I was recently going through some old photos and came across this one of my Uncle Merle and my son Chris playing chess.
It must have been taken about 1986 at a family reunion in Pocatello, Idaho the home of Merle’s brother Reed. This was the next to the last time I saw Merle he died in 1993.
Seeing the photograph I started wondering what my cousins on that side of the family have been up to maybe some were blogging. Well if they are I didn’t find them, but I did find a memoriam about Merle. I didn’t see Merle too much when I was growing up he was at Columbia in the fifties, the University of Wisconsin Madison in the sixties, and he was Dean of the School of Education at Berkeley in the seventies.
I remember one family get together when he was telling us about the Anthropologist Margaret Mead. They were at Columbia at the same time. Apparently a group of young students and professors were meeting with Professor Mead at a get acquainted gathering. After they had talked for sometime she said let me tell you a little about each of you, and proceeded to go around the circle nailing it for each one based on their speech patterns and other clues they had revealed during the conversation. She told them where they were born, where their parents were from and how she knew. Merle thought it quite remarkable.

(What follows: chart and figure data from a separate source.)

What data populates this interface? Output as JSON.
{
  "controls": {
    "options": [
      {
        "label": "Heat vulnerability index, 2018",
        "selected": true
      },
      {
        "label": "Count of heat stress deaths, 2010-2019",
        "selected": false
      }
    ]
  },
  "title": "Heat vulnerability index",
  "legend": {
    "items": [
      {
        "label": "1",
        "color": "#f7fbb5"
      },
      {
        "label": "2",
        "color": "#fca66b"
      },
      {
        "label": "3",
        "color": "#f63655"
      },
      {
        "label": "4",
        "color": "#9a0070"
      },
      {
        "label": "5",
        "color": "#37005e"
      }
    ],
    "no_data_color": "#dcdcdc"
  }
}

I also remember him talking about the demonstrations at the University of Wisconsin at the beginning of the war in Vietnam. I was a little bit slower realizing what a travesty that war was but by 1968 it was obvious to any thinking person what a terrible mistake we were making. That was the beginning for me and I suspect a lot of other baby boomers of a transition from a conservative middle of the road point of view to a much more radical outlook. Values that we had held as teens being called to question.
The reason so many of us are so cynical about the current administration the patterns the statements are starting to sound and look a lot like they did in the Sixties and Seventies. A few years later Merle said to me at a family gathering, speaking of my political evolution, well it took you a little time, but I never had any doubt where you’d finally end up.